The RP2350 is an interesting chip - it has dual Arm cores. And dual RISC-V cores. But you can only choose to use one pair at a time. For now RISC-V cores were out of scope.
And then we were onto building…
Building
The build loop is the key bit. The goal is to give Claude (or Codex) a framework to enable it to work autonomously. Get this right and it’ll run for hours. As I’m writing this I’ve got a Codex session that has been debugging a Windows app problem for ~10 hours.
Design matters. The oracles are the external quality check, but the design is all about getting the innards directionally correct. These days I no longer care how the functions are named or split. I don’t care what algorithms are used. I don’t care about whether Claude uses a vec or an array or whatever. But I do care that I can draw the high-level block diagram. I need to be able to reason about the code from the outside. I need to know there is compartmentalisation. Defined APIs.
We started with the ARM M33 core, with differential testing against QEMU. QEMU is functionally correct. But not, it turns out, cycle accurate for the RP2350 (i.e. correctly report how many cycles each instruction took). So the hardware oracle joined in to provide that information.
And as we went we added UTs. These days I view UTs as a kind of "lock". Build the code, get it to work (via the oracles) and then lock in the function with UTs. They are your watchers, guards if you like, spotting when refactors or changes break the function.
Over the next two weeks we iterated in the background. We added multi-thread support (run each core, PIO & DMA on separate cores). I learnt a lot about the trade-offs involved in multi-threaded emulation (spoilers multi-threading is hard to exploit - as I discovered it’s trivial to create something slower and more complex). I discovered how long it takes Windows to wake up a sleeping thread. We eventually managed to get ~150MHz performance - but only for the right workloads. Emulating a speedy microcontroller on a PC is hard. There’s a whole set of posts here (albeit for a niche audience).

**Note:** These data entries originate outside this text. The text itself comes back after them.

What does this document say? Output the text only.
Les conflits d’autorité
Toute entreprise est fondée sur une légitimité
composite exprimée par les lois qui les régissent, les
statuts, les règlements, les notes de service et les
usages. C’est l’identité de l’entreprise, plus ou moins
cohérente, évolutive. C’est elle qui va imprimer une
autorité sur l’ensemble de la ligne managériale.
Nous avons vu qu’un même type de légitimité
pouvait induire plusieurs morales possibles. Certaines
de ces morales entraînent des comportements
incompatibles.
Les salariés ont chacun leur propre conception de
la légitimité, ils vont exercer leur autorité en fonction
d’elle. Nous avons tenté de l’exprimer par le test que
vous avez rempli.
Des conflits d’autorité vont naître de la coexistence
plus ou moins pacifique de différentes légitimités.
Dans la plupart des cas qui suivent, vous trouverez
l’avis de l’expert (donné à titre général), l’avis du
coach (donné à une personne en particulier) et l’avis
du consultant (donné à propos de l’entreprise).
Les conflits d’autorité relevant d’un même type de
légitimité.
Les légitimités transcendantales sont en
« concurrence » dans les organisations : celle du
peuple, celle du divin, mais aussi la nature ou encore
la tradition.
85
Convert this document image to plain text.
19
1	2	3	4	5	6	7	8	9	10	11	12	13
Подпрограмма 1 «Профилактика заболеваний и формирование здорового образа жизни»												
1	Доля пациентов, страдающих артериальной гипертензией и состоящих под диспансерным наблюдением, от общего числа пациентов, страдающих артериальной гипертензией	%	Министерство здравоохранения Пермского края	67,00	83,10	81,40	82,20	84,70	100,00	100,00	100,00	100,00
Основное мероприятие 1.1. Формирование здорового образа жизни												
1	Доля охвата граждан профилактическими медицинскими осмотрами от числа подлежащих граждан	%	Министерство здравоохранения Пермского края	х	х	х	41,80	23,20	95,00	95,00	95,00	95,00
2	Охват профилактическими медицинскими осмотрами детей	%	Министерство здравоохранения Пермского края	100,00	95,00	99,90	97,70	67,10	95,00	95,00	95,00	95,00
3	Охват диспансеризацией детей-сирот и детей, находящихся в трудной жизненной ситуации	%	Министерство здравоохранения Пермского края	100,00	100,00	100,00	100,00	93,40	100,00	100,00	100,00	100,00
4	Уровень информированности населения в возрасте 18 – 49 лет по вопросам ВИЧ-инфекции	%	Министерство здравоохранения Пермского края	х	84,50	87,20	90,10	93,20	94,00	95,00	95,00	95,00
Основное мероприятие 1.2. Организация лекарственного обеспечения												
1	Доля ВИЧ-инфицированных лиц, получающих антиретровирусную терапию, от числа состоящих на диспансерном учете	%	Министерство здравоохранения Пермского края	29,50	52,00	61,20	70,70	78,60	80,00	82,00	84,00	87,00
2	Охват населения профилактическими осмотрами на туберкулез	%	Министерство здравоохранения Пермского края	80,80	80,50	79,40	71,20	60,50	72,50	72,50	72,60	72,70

Did it work? You betcha! Here’s the emulator booting using SeaBIOS (an open source BIOS), with the BIOS bytes all served from a OneROM running on a RP2350 emulator. It’s ~20x slower than real-time, but still… It’s quite bonkers. And cool :).
If you want to play with the emulator it’s here. And also as a Rust crate here.
The RP2040 sidequest
Before the RP2350 there was the RP2040. I’ve used a lot of those in retro computing projects over the years - BlueSCSI, PicoGUS. Which got me thinking. If we can emulate the RP2350, surely we can emulate the RP2040 too? So we did. And then we went further and emulated the whole of the PicoGUS - an ISA add in card with RAM, and a D2A converter. The input to the PicoGUS is via the ISA bus. So we hacked Dosbox-x to generate the necessary ISA bus trace of the audio from the startup of Monkey Island. And then fed that into our emulated PicoGUS. And here’s the result:
It took ~20 minutes to generate this clip - so ~20x slower than realtime. But still. This is an emulated RP2040 running an emulation of a Yamaha YMF262 FM sound generation chip. That’s kinda amazing to me.
And so?
Little more than 3 weeks after that lunch, I present to the world a cycle accurate, albeit slow, RP2350 emulator. You can integrate it with your PC emulator to boot a 1990s OS from a BIOS image served by emulated firmware running on an emulated microcontroller. Turtles anyone?
This shouldn’t be possible. Six months ago it wasn’t. But here we are. I don’t have deep ARM expertise. This is my first time using an RP2350. I’m not an expert in PC BIOS. Or Rust. Or really anything. Without Claude I couldn’t have done this. But, equally, I’d like to think (believe?) that I’m a critical part of the process. Claude can’t (yet) do this on it’s own. It needs the framework, the guidance, the focus on quality, the steering. Plus I’ve learnt a lot. And had a lot of fun.
My conclusion? I need to have more pancakes :).